En una alocución a través de la televisión local, Murillo resaltó que actualmente con esa cifra Nicaragua exhibe uno de los índices más bajos de la mortalidad neonatal en Centroamérica.

Desde su regreso al poder, en 2007, el presidente Daniel Ortega impulsó la salud entre las prioridades de su gobierno, con el objetivo de elevar las condiciones de vida de las familias nicaragüenses.

Entre los diversos planes sociales que impulsó el gobierno sandinista, resaltan las llamadas clínicas móviles, que recorren todo el país para brindar atención a la población, especialmente en las zonas rurales alejadas de los centros hospitalarios.

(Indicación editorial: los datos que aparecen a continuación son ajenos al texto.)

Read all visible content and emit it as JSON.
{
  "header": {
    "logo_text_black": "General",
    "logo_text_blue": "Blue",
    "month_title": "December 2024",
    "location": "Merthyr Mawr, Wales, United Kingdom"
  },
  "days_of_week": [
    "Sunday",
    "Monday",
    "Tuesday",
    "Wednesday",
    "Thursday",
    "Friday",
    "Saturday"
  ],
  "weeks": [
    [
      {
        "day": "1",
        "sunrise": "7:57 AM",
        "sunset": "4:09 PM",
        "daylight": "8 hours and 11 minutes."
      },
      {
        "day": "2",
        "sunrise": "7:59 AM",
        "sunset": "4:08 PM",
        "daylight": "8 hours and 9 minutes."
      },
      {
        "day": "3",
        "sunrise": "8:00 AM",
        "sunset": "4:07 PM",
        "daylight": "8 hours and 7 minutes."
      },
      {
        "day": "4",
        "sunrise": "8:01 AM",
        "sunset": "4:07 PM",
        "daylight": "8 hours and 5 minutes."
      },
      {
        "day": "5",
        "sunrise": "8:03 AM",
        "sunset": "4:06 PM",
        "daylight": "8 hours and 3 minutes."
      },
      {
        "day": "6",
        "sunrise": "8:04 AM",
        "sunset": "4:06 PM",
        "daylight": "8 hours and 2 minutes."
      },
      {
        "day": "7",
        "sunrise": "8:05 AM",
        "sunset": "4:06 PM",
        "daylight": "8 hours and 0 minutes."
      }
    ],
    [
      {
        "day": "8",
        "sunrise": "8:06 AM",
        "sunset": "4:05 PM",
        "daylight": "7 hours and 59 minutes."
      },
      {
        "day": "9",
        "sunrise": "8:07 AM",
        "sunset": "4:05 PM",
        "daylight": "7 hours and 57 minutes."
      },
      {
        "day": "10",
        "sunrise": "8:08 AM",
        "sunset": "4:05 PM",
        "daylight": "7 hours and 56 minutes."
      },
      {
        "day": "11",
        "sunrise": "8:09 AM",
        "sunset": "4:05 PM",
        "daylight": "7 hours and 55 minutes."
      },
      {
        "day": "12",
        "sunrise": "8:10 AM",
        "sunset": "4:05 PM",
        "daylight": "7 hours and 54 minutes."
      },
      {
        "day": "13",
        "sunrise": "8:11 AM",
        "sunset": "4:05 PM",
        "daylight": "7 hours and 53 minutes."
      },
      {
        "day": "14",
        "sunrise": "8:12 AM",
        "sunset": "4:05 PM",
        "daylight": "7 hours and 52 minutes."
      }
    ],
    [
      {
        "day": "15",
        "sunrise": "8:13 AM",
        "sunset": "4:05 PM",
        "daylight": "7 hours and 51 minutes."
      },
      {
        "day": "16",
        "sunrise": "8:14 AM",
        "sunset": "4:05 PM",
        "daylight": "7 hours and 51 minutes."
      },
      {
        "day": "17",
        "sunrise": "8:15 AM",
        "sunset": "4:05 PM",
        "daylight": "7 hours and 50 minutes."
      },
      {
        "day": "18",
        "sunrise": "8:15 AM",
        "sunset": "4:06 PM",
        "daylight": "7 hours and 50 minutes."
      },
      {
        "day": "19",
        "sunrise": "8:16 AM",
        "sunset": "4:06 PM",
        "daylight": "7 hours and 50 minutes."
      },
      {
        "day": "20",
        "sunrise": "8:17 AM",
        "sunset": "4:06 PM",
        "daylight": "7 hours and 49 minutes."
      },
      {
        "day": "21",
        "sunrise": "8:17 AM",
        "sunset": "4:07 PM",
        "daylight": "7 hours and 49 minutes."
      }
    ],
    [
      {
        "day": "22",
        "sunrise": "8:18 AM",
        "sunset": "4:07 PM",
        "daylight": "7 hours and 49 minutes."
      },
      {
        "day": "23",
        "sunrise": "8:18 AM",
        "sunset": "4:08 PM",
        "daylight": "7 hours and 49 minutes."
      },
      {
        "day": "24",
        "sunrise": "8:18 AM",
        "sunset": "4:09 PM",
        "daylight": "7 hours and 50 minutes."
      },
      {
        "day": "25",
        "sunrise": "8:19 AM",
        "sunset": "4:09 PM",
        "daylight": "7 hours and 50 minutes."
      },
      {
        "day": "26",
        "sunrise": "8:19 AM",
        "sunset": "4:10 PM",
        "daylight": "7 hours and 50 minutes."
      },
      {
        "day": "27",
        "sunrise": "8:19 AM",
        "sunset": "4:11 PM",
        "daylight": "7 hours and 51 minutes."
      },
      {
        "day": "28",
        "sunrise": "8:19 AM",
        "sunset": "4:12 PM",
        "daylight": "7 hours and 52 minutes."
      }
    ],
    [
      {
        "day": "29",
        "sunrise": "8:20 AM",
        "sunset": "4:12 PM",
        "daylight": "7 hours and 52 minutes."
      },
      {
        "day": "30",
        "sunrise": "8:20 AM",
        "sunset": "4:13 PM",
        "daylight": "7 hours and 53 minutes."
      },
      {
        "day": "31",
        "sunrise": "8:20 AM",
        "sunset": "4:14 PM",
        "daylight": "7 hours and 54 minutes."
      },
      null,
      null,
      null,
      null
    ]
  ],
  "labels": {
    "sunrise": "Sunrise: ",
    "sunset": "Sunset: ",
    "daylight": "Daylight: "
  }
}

Entre otros servicios, dichas facilidades sanitarias cuentan con el equipamiento necesario para ofrecer consultas ginecológicas, de medicina interna, ultrasonidos y medicina natural.

En 2016, la atención materno-infantil promovida por el gobierno de Nicaragua mostró sus frutos al prevenir los efectos de la epidemia de zika desatada en la región.